I turn down the blankets and get up.
—
From Rolling Roadstead up Esperanza Inlet—the inlet of Hope—to Zeballos Inlet, and down the length of this rocky steepto waterway—too deep for anchorage—to Zeballos settlement. With its government wharf and sawmill and its seaplane anchorage. With its post office, hotel, and hospital. With its old prospectors—for the town was the centre of a west-coast gold rush, until about ten years ago, I think—resting, in the sunshine, between rain showers, on their laurels. And where I find I am not so desperate as I had thought for human contact. A few hours is enough.
I have a couple of beers at the hotel and a game or two of billiards. The people are friendly enough, but they are not what I want. For the men know each other, and are wary of outsiders, and the women are loud and desperate and ask me what I do to make money. And when I answer that I am a pilot, they ask me to take them away with me. Anywhere. Just away from where they are.
Islanded. Stranded. Isolated. Exiled. I suppose that’s how they think of it. Out of reach of television and movies. Trapped, with their children. But they are living in paradise, an Eden of wildlife: where deer and cougar and bear and wolves inhabit the forest; and where eagles, ravens, otters, and mink patrol the waterways. And the whales, of course. Always the whales.

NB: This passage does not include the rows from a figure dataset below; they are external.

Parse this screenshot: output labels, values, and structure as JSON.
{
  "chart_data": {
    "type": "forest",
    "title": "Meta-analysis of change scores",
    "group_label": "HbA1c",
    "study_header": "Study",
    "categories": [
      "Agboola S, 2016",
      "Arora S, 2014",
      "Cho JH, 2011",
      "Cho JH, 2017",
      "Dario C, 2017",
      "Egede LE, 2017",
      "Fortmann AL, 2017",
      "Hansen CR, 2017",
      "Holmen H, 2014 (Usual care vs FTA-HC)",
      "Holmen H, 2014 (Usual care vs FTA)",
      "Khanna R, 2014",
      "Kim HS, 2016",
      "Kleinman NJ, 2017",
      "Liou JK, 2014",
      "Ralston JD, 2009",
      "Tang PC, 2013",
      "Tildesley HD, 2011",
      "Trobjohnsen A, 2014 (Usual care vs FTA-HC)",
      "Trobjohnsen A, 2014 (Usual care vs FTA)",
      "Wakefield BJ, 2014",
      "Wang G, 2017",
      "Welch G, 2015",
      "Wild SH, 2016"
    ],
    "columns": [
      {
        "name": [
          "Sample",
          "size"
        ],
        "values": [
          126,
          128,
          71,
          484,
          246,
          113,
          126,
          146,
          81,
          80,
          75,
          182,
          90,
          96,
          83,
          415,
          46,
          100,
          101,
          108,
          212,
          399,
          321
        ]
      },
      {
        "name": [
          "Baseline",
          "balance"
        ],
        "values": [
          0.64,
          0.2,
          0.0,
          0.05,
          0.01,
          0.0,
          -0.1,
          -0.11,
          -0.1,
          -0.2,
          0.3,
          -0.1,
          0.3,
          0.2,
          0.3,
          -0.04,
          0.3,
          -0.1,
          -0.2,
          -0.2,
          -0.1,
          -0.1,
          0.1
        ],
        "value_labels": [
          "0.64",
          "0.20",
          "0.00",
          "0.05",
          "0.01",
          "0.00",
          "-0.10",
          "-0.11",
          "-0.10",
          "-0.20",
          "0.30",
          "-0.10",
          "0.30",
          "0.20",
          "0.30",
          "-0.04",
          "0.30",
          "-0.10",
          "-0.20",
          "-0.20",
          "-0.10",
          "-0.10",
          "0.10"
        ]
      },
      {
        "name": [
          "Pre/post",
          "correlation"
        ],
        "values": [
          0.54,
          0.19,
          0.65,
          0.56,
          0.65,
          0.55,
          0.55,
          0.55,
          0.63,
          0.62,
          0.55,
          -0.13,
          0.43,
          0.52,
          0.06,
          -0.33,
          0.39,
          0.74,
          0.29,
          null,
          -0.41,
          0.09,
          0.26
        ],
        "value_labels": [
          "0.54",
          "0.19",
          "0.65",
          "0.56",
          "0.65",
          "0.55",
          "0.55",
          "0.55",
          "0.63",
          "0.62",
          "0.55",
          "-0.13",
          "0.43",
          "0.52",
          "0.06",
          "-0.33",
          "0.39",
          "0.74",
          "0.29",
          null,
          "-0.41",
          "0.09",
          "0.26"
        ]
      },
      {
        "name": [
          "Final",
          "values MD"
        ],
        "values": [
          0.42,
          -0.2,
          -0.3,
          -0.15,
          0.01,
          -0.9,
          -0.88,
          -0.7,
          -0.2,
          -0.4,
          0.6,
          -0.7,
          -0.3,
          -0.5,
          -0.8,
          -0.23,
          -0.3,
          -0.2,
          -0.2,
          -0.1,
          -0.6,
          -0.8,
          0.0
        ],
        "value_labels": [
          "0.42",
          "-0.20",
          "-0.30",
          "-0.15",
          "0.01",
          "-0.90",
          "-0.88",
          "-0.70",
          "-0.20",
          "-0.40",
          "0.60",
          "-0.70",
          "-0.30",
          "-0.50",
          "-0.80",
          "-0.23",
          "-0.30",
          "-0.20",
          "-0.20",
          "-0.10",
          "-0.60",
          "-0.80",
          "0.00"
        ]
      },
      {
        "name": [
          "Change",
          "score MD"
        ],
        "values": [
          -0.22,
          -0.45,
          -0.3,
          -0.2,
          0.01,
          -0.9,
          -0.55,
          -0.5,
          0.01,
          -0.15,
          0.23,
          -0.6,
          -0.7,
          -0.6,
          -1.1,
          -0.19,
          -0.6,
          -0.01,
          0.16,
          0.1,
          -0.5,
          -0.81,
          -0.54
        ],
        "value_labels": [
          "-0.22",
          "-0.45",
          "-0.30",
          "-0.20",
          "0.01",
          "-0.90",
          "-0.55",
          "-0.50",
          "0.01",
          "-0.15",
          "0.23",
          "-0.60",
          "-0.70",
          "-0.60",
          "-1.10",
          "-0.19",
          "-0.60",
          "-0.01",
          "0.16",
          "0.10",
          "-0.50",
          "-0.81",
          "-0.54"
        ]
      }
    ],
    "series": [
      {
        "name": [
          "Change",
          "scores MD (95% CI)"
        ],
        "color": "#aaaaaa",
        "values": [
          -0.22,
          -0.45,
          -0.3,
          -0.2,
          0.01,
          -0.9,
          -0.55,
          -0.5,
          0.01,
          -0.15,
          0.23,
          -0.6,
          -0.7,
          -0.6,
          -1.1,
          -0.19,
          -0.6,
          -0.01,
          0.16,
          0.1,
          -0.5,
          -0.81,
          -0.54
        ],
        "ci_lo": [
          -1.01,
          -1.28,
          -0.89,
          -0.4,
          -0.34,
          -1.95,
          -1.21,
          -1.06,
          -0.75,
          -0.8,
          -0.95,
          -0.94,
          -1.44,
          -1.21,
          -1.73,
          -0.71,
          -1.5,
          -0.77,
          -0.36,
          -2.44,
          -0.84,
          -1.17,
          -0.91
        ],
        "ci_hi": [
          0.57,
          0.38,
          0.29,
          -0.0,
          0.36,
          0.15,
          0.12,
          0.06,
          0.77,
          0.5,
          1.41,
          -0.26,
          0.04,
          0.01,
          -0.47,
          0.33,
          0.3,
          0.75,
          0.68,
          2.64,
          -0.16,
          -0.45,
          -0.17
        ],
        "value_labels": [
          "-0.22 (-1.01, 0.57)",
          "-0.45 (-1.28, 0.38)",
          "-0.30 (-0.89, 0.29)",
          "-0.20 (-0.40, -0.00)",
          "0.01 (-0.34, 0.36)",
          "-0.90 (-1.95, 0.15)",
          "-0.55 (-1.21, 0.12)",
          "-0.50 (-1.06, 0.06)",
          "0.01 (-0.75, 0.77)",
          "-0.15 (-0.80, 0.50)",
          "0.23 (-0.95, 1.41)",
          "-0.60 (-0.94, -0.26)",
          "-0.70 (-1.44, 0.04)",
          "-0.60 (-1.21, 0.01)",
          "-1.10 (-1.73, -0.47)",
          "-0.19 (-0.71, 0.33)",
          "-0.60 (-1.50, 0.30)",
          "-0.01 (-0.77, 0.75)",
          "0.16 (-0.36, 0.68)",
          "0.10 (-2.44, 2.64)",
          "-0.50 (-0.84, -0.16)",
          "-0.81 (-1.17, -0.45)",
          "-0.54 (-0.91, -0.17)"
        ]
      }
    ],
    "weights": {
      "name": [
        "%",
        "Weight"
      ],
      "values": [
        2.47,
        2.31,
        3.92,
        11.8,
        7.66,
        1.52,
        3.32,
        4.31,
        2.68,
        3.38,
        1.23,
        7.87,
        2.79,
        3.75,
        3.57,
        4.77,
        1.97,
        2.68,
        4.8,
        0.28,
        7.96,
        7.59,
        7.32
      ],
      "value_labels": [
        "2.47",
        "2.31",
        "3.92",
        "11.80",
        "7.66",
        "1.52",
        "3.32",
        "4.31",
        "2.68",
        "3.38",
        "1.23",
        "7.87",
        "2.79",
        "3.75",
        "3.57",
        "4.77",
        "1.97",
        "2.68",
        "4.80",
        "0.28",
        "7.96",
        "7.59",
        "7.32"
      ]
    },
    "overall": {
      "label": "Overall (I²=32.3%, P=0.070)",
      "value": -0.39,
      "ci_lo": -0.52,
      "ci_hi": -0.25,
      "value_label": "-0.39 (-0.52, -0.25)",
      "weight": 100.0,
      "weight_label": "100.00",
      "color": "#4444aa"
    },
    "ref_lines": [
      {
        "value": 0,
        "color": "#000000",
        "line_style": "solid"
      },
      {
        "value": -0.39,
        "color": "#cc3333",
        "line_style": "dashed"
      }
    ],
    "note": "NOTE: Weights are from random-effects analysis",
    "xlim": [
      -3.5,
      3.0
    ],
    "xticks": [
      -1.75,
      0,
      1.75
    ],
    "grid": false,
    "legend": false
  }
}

“I married on a whale once,” an Indian woman, who does not want me to take her anywhere, says. I had just bought her table a round of drinks. She winked at me. “My other husband didn’t want to share his woman. So he followed me one night down to the beach, and when the whale came to get me he cut off its dick.” Her friends laugh, and she gets up to play the jukebox. One of the women explains to me kindly, “Don’t mind her, she’s drunk. She doesn’t know what she’s saying. It’s a story she’s telling. Maybe she heard it from her Auntie.”